There are various companies who are making sustainable aviation fuel at the moment in very limited quantities. Virgin Atlantic had a massive achievement in November last year where they flew the first flight from London to New York on 100% sustainable aviation fuel. However, the feedstock that they were using was used cooking oil, which is very limited in supply. So that's one example, one way of making sustainable aviation fuel. But using hydrocarbons that are already within the environment that we can reprocess allows us at Avioxx to make the fuel. Without getting too technical, there's a number of different reactors that we use. So, there’s the Fischer-Tropsch reactor which is a well-established technology.

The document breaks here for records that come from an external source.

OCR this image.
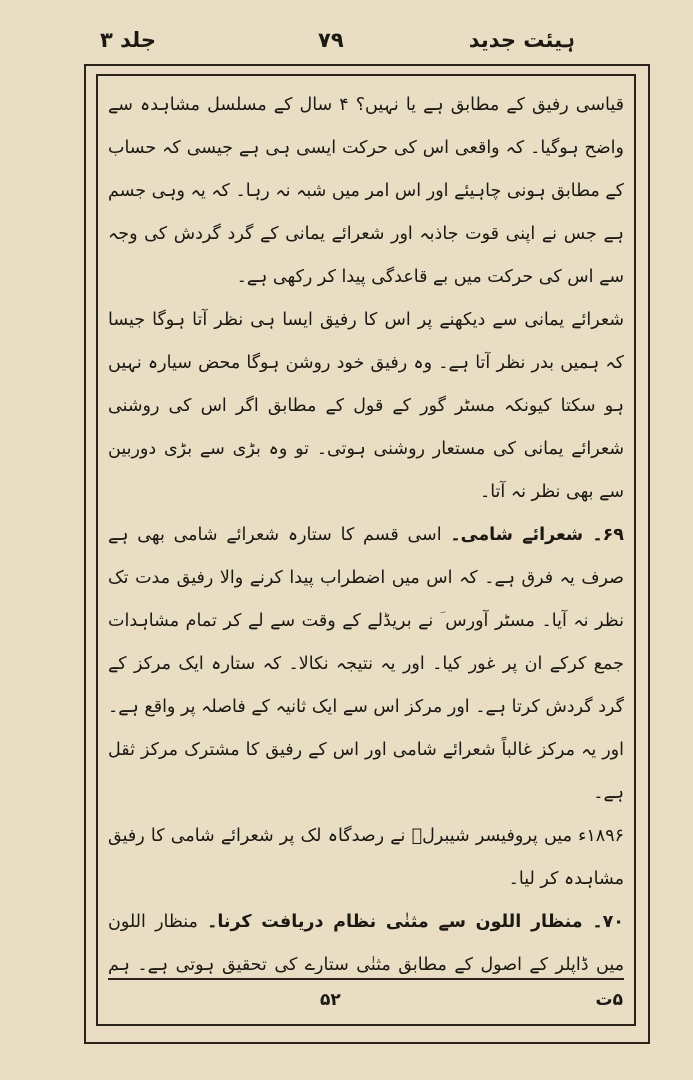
ہیئت جدید
۷۹
جلد ۳

قیاسی رفیق کے مطابق ہے یا نہیں؟ ۴ سال کے مسلسل مشاہدہ سے واضح ہوگیا۔ کہ واقعی اس کی حرکت ایسی ہی ہے جیسی کہ حساب کے مطابق ہونی چاہیئے اور اس امر میں شبہ نہ رہا۔ کہ یہ وہی جسم ہے جس نے اپنی قوت جاذبہ اور شعرائے یمانی کے گرد گردش کی وجہ سے اس کی حرکت میں بے قاعدگی پیدا کر رکھی ہے۔

شعرائے یمانی سے دیکھنے پر اس کا رفیق ایسا ہی نظر آتا ہوگا جیسا کہ ہمیں بدر نظر آتا ہے۔ وہ رفیق خود روشن ہوگا محض سیارہ نہیں ہو سکتا کیونکہ مسٹر گور کے قول کے مطابق اگر اس کی روشنی شعرائے یمانی کی مستعار روشنی ہوتی۔ تو وہ بڑی سے بڑی دوربین سے بھی نظر نہ آتا۔

۶۹۔ شعرائے شامی۔ اسی قسم کا ستارہ شعرائے شامی بھی ہے صرف یہ فرق ہے۔ کہ اس میں اضطراب پیدا کرنے والا رفیق مدت تک نظر نہ آیا۔ مسٹر آورس ؔ نے بریڈلے کے وقت سے لے کر تمام مشاہدات جمع کرکے ان پر غور کیا۔ اور یہ نتیجہ نکالا۔ کہ ستارہ ایک مرکز کے گرد گردش کرتا ہے۔ اور مرکز اس سے ایک ثانیہ کے فاصلہ پر واقع ہے۔ اور یہ مرکز غالباً شعرائے شامی اور اس کے رفیق کا مشترک مرکز ثقل ہے۔

۱۸۹۶ء میں پروفیسر شیبرلؔ نے رصدگاہ لک پر شعرائے شامی کا رفیق مشاہدہ کر لیا۔

۷۰۔ منظار اللون سے مثنٰی نظام دریافت کرنا۔ منظار اللون میں ڈاپلر کے اصول کے مطابق مثنٰی ستارے کی تحقیق ہوتی ہے۔ ہم

۵۲	۵ت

There’s gasification which is turning the solid waste into what's called synthesised gas, and what the secret with the Avioxx process is that there's a new technology called solid oxide fuel cells which are essentially like an electricity generator. And that allows us to introduce electrolysis and therefore take the energy from the waste and use traditional reactors to manufacture the fuel.
Simon:
How come you, at Avioxx, are in the lead?
Chris:
Well, my co-founders professor Steve Wilkinson and Dr. Michael Hancock have got a lot of experience within the energy sector and they're also from the North West of the UK where, historically, we've made a lot of fuel. So, there's a lot of expertise there, and professor Steve Wilkinson and Dr. Mike Hancock have been working on a patent for the past 10 years about this effective way to generate energy but only recently applying it to the production and manufacturing of sustainable aviation fuel. It’s a new idea that we developed about 14 months ago when we started the company, so we've got a bit of a head start because we've got the skills and the expertise within the team to help progress. So, hopefully that gives you a bit of an idea on where we are with the process.
Simon:
How much is it all gonna cost? Because that's the big issue that a lot of people have been facing. Sustainable aviation fuel prices are very high. Airlines pledging to use as much as they can all sound to me as though it's adding up to higher fares.
Chris:
That's exactly the point that we're trying to address because sustainable aviation fuel only is really a solution when it's at price parity to fossil, and then we've got a real market that doesn't have to be subsidised by governments. And that's really what our ambition is here: to be able to develop methods and a way of producing the fuel so it’s a reasonable cost for the passengers and the airlines.
Simon:
What I'm sort of hearing from a lot of people in technology is that actually hydrogen is the future — or perhaps improving batteries so that the energy density really improves. You're saying that effectively we don’t really need to do all of that, and we can carry on using the same engines which is obviously going to be fairly miraculous.
Chris:
Exactly. And we can use the same engines and the same infrastructure with sustainable aviation fuel. Maybe there will be other technology in 10, 20, 30, or 40 years, but the lifetime of a plane is three decades, so I've seen the sustainable aviation fuel movement as an interim step before we continue to develop plane technology and engine technology. And just going back to your point with hydrogen: within the Avioxx process, the solid oxide fuel cells, alongside electrolysers, generate hydrogen within the system, and that's actually what makes it really efficient in terms of a novel process. So, solid oxide fuel well cells are crucial to be able to introduce the efficiencies of the production of the fuel.
Simon:
That's Chris Hancock, Chief Executive of Avioxx, and thank you very much for listening. I'll talk to you again tomorrow. Goodbye.